On the 28th November 2018 Grand Matters launched &wherefore, and held their first panel discussion evening as part of an editorial collection ‘Boundless’. I was kindly invited to host this amazing event!
The aim of the event was to discuss diversity in the creative industry and present an esteemed panel of speakers, all of whom are proactively breaking down boundaries to inclusion in the industry through the work that they do. The event was presented in partnership with Airbnb, who provided a relaxing and welcoming space in their beautiful and thoughtfully designed office in Clerkenwell.
We heard from Isabel Farchy about her work with the Creative Mentor Network, Calum Hall who founded Creative Debuts and The Anti Art Fair, and Anoushka Khandwala who is a recent graduate who’s dissertation about the lack of women of colour in the creative industry was published in Creative Review this year, and is on a mission for diversity and decolonisation through design, illustration and writing.
The evening was hosted by Amie Snow, a creative at Ogilvy and Co-founder of Ogilvy Roots, who spoke about her involvement in promoting diversity and guided us through the presentations and panel discussion.
Below is a round up of the main discussion points we took away from the evening –
– Making the creative industry more accessible was the key message from the evening, whether that’s to do with poor social mobility, cultural barriers or awareness of opportunities. At the moment, achieving a career in the creative industry largely comes down to who you know, and those who have a family member or a contact in the industry already are more likely to succeed in starting their career. This can be one of the biggest barriers.

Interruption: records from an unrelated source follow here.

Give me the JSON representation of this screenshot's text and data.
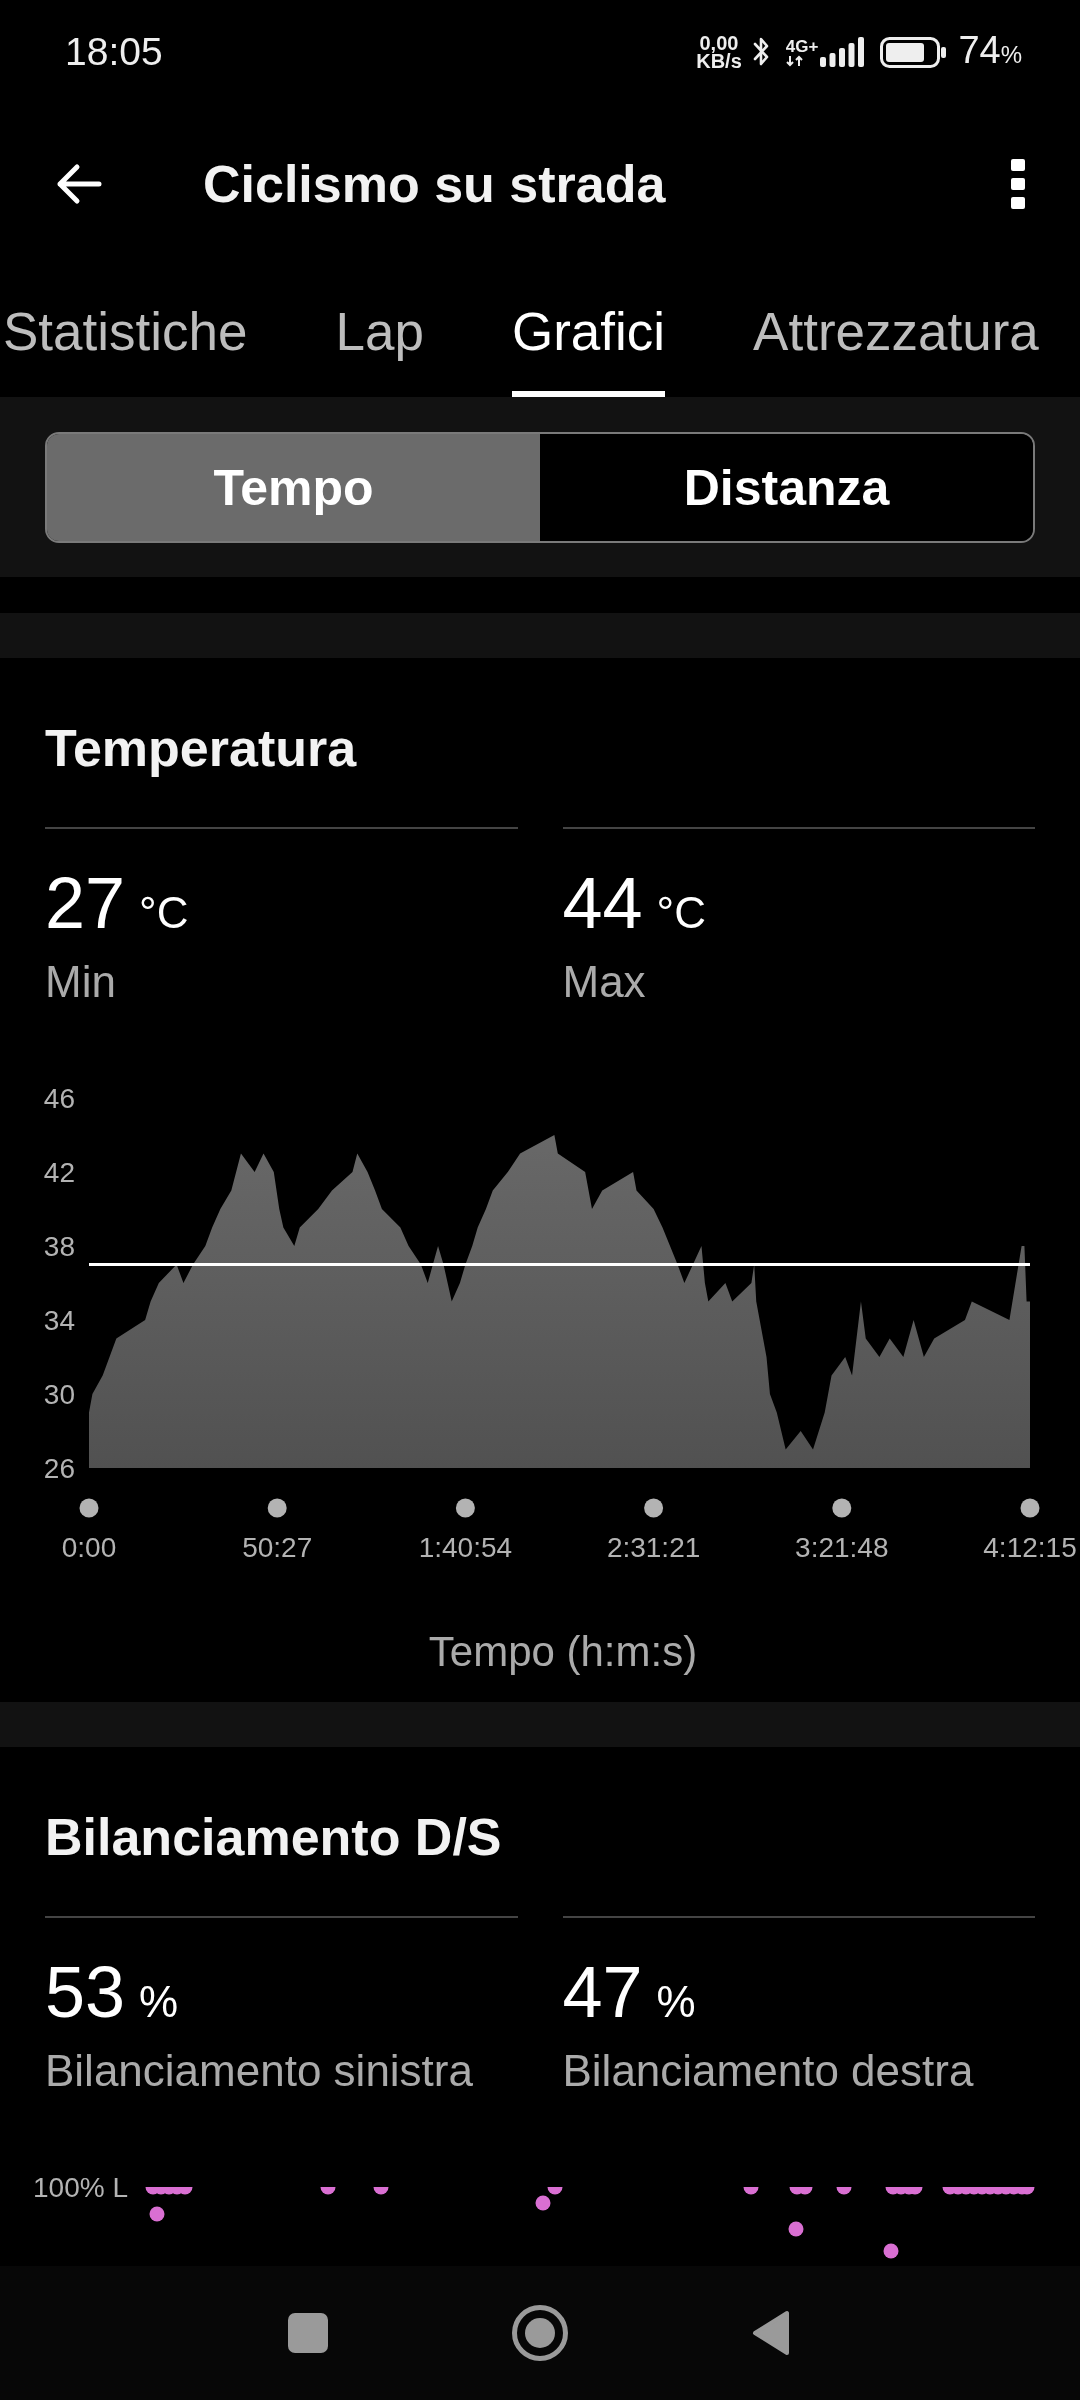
{
  "status_bar": {
    "time": "18:05",
    "net_speed": "0,00",
    "net_speed_unit": "KB/s",
    "network_type": "4G+",
    "battery_text": "74",
    "battery_unit": "%"
  },
  "app_bar": {
    "title": "Ciclismo su strada"
  },
  "tabs": [
    {
      "label": "Statistiche",
      "selected": false
    },
    {
      "label": "Lap",
      "selected": false
    },
    {
      "label": "Grafici",
      "selected": true
    },
    {
      "label": "Attrezzatura",
      "selected": false
    }
  ],
  "segments": [
    {
      "label": "Tempo",
      "selected": true
    },
    {
      "label": "Distanza",
      "selected": false
    }
  ],
  "cards": [
    {
      "kind": "area_chart",
      "title": "Temperatura",
      "stats": [
        {
          "value": "27",
          "unit": "°C",
          "label": "Min"
        },
        {
          "value": "44",
          "unit": "°C",
          "label": "Max"
        }
      ],
      "chart_data": {
        "type": "area",
        "xlabel": "Tempo (h:m:s)",
        "x": [
          0,
          55,
          220,
          330,
          440,
          903,
          991,
          1123,
          1409,
          1519,
          1673,
          1871,
          1981,
          2113,
          2289,
          2444,
          2664,
          2807,
          2972,
          3060,
          3126,
          3302,
          3390,
          3687,
          3908,
          4238,
          4315,
          4480,
          4601,
          4711,
          5008,
          5140,
          5338,
          5448,
          5614,
          5702,
          5834,
          5966,
          6054,
          6164,
          6252,
          6384,
          6494,
          6736,
          6934,
          7485,
          7540,
          7980,
          8090,
          8255,
          8751,
          8806,
          9081,
          9224,
          9466,
          9576,
          9851,
          9906,
          9961,
          10236,
          10346,
          10654,
          10699,
          10732,
          10842,
          10897,
          10952,
          11062,
          11205,
          11447,
          11645,
          11833,
          11888,
          11943,
          12163,
          12273,
          12416,
          12493,
          12713,
          12878,
          13098,
          13263,
          13428,
          13594,
          14089,
          14199,
          14804,
          15000,
          15045,
          15080,
          15135
        ],
        "series": [
          {
            "color": "#686868",
            "values": [
              29,
              30,
              31,
              32,
              33,
              34,
              35,
              36,
              37,
              36,
              37,
              38,
              39,
              40,
              41,
              43,
              42,
              43,
              42,
              40,
              39,
              38,
              39,
              40,
              41,
              42,
              43,
              42,
              41,
              40,
              39,
              38,
              37,
              36,
              38,
              37,
              35,
              36,
              37,
              38,
              39,
              40,
              41,
              42,
              43,
              44,
              43,
              42,
              40,
              41,
              42,
              41,
              40,
              39,
              37,
              36,
              38,
              36,
              35,
              36,
              35,
              36,
              37,
              35,
              33,
              32,
              30,
              29,
              27,
              28,
              27,
              29,
              30,
              31,
              32,
              31,
              35,
              33,
              32,
              33,
              32,
              34,
              32,
              33,
              34,
              35,
              34,
              38,
              38,
              35,
              35
            ]
          }
        ],
        "xlim": [
          0,
          15135
        ],
        "ylim": [
          26,
          46
        ],
        "yticks": [
          26,
          30,
          34,
          38,
          42,
          46
        ],
        "xticks": [
          {
            "value": 0,
            "label": "0:00"
          },
          {
            "value": 3027,
            "label": "50:27"
          },
          {
            "value": 6054,
            "label": "1:40:54"
          },
          {
            "value": 9081,
            "label": "2:31:21"
          },
          {
            "value": 12108,
            "label": "3:21:48"
          },
          {
            "value": 15135,
            "label": "4:12:15"
          }
        ],
        "ref_lines": [
          {
            "axis": "y",
            "value": 37
          }
        ]
      }
    },
    {
      "kind": "dot_chart",
      "title": "Bilanciamento D/S",
      "stats": [
        {
          "value": "53",
          "unit": "%",
          "label": "Bilanciamento sinistra"
        },
        {
          "value": "47",
          "unit": "%",
          "label": "Bilanciamento destra"
        }
      ],
      "axis_label": "100% L"
    }
  ]
}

– To help address this, the Creative Mentor Network pairs mentors working within the industry with young people who are looking for opportunities and support to pursue a creative career, and also work with schools to provide information and support. Creative Debuts work hard to give a platform to artists who otherwise may go unnoticed, providing support and tools to present their work to the world. They collaborate with organisations, brands and companies to exhibit work and raise profiles helping them sell their work.
– Amie spoke about the bottom line; the benefits of a diverse industry are evident, and as one of the fastest growing industry sectors, conversely the access to creative learning for everyone is low down on the priority list for the UK. More must be done proactively by the government, companies and individuals to achieve this and to reap the benefits for the future of the industry.
– Some efforts can feel tokenistic within an organisation, and diversity becoming part of your KPI’s at work for example can sometimes manifest itself this way. What’s even more important than this, is every organisation having passionate people in decision making roles driving it and carrying it out. Being an ambassador for diversity in an organisation can feel like two jobs though!
– Isabel discussed the lack of focus on creative subjects and support to prepare young people for a creative career within the schooling system and higher education, elaborating on why it has fallen to the charitable sector to be proactive in reaching and nurturing those young people who are potential assets to the industry.
– There are barriers faced by some that are largely invisible, such as being an introvert or having dyslexia. A lot of creative people will need support and tools to be able to talk about their work articulately and with confidence. Especially those who have not attended university or had the support from family and friends.
– One of the barriers to entering the creative industry could even be parents. Anoushka spoke about being a second generation immigrant, and the guilt that accompanies the knowledge that your parents have moved countries to ensure a better quality of life for you. There is an element of perceived failure by choosing to go into a creative career rather than a more traditional academic role such as a doctor or lawyer, again coming back to the importance of support within schools and higher education. Amie commented on this point to say that a CEO of a big advertising agency could earn up to £700,000 per year, and so it can be a very lucrative career.
– Anoushka is on a mission to actively address the diversity problem within the industry. One of the issues studying for a creative degree is the subjectivity of the visual arts – in a predominantly white middle class institution, it is hard to get praise for creating work that doesn’t conform to the Western minimal aesthetic. She is creating work that is colourful and bold, and takes influence from her own background and interests.
– Generation Z have grown up with social media, and so in some senses are able to make their own platform and own the space they occupy, expressing themselves in the way they want to. However there is a sense of being let down by society at the same time, this ‘DIY generation’ often don’t have the support and encouragement needed.